La ville de Dakhla a accueilli vendredi les travaux d’une conférence internationale portant sur cinquante ans de transformations et les défis futurs dans les provinces du Sud, en présence d’universitaires, d’experts économiques et de chercheurs en questions stratégiques venus d’Afrique, d’Europe et d’Amérique latine.
Cet événement scientifique a été organisé par l’École nationale de commerce et de gestion de Dakhla, en partenariat avec l’Agence marocaine de coopération internationale et le Conseil de la région Dakhla-Oued Eddahab, à l’occasion du 50ᵉ anniversaire de la Glorieuse Marche Verte.

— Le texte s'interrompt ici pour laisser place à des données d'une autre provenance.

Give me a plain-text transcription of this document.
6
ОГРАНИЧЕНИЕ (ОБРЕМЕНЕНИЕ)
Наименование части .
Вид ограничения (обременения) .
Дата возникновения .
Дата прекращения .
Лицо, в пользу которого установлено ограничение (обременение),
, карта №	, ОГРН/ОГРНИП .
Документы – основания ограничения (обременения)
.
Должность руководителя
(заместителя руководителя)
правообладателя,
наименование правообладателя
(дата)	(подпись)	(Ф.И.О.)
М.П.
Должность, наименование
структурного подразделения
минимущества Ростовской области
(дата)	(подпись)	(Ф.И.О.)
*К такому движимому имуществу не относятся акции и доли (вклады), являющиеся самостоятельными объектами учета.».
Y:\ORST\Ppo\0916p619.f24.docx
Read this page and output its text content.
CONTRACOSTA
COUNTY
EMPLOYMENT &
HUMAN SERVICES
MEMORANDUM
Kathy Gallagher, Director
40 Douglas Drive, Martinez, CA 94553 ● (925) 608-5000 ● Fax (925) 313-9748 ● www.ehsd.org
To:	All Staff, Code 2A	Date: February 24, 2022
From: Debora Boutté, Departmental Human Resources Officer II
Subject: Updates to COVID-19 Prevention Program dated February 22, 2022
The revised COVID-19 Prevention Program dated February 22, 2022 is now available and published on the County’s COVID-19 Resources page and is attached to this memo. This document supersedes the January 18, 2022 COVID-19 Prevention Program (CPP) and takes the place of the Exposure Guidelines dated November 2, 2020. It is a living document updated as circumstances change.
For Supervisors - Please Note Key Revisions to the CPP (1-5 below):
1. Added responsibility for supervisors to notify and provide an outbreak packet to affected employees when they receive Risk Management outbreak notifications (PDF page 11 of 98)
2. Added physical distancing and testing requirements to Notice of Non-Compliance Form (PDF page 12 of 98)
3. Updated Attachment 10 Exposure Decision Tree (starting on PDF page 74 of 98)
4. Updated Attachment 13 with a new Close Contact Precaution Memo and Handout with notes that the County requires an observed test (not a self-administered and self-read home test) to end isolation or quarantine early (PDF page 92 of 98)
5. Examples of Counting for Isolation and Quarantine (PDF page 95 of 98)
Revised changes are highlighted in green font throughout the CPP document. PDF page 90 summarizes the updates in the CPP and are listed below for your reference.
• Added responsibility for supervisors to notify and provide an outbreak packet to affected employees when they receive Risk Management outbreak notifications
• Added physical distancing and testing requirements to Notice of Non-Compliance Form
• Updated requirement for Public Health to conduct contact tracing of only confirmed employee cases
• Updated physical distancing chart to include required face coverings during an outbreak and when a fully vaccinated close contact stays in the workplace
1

La conférence visait à offrir une plateforme aux chercheurs et acteurs institutionnels et économiques pour analyser les trajectoires de développement, examiner les défis liés à l’intégration de la jeunesse, la justice territoriale, la transformation numérique et le développement environnemental, en cohérence avec le nouveau modèle de développement, qui fait des provinces du Sud un pôle de développement et un espace d’ouverture et de coopération Sud–Sud.
Lors de son intervention sur « L’intégration géoéconomique entre l’Afrique et l’Amérique latine : une perspective de géopolitique de la région sud-atlantique », l’académicien argentin Julio Bordman a souligné que grâce à l’initiative atlantique lancée par Sa Majesté le Roi Mohammed VI, les deux continents, jusque-là peu intégrés, disposent désormais d’une opportunité réelle de renforcer leur intégration via l’espace atlantique.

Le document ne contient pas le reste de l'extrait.